If we are to support the emergence of a stable, prosperous, and resilient Indo-Pacific after the pandemic – the aim of the government’s strategy, then our development program must also prioritise tackling corruption.

3 priority areas to cushion against the immediate impacts of the covid crisis: Health Security, Stability and Economic Recovery.

It was clear from the webinar, that the government wants to take a collaborative approach to addressing the impacts in our region. Diplomacy, trade, economic and security initiatives will work towards shared objectives, taking a more coordinated view.

The government’s approach to pivot existing programs and partnerships to respond to COVID-19 must include prioritising anti-corruption efforts and good governance. This means strengthening transparent and accountable institutions and supporting civil society and grassroots organisations in their efforts to strengthen accountability.  It is encouraging that the government’s strategy has committed to investing in partner country efforts to tackle corruption and improve law and justice.

The strategy emphasises the government’s goal to take a multistakeholder approach. This involves a variety of partnerships with multilateral institutions, other nations, the private sector and civil society. (TIA’s mining programme has used this approached successfully)

The important role of the Infrastructure and Construction sectors in the covid recovery.

Building on Mr Hawke’s comments on the economic impacts of COVID-19, the strategy highlights the important role of The Australia Infrastructure Financing Facility for the Pacific (AIFFP). The AIFFP was established by the government to provide grants and loans for vital infrastructure projects in Timor-Leste and the Pacific. The infrastructure and construction sectors are key to many governments’ stimulus packages aimed at promoting growth.

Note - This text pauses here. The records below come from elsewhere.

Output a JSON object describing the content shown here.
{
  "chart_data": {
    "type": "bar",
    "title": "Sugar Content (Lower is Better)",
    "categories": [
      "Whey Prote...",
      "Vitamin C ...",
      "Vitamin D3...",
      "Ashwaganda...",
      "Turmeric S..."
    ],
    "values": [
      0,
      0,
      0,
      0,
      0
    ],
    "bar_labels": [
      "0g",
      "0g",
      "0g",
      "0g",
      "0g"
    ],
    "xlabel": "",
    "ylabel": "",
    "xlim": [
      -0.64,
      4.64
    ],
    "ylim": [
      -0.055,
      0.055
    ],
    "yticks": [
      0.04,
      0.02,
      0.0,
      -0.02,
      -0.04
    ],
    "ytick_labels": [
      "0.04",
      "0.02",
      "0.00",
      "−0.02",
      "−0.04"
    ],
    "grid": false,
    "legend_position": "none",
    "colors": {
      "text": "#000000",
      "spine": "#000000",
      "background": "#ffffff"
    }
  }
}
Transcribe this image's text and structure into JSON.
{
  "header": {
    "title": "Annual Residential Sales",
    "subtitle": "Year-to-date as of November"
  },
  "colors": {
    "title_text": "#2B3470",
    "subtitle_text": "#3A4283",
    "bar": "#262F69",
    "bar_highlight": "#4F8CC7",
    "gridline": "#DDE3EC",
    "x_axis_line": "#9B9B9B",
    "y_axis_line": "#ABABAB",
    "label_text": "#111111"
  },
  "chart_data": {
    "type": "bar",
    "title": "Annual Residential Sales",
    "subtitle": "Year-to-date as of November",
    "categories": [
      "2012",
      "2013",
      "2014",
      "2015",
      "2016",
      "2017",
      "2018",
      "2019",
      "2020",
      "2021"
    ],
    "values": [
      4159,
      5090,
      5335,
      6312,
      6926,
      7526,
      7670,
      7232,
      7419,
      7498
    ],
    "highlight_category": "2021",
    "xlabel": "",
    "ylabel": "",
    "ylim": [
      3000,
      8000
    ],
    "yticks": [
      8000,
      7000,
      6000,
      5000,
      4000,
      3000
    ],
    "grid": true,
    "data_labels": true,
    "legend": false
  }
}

While this investment may be welcome for economic recovery, we are concerned that governments across the region may be tempted to fast track project design and approvals. This could include bypassing established regulatory oversight. TIA plans to undertake research on these areas to create an evidence base of the corruption risks in these sectors in a post-COVID world.

This state of emergency should not be taken as an opportunity to bypass transparency and accountability.

The coming months and years will be a real test of the effectiveness of Australia’s new development strategy.

We call on the government to ensure it balances the goal of economic recovery, whilst ensuring political decision-making is open, transparent and evidence based.

Consultation and participatory decision-making must be a priority, to insure against the risk of abuses of power. This is particularly important when many oversight and accountability processes have been disrupted. This is the only way to ensure that Australia and its neighbours emerge from the pandemic as a stable, prosperous, resilient region.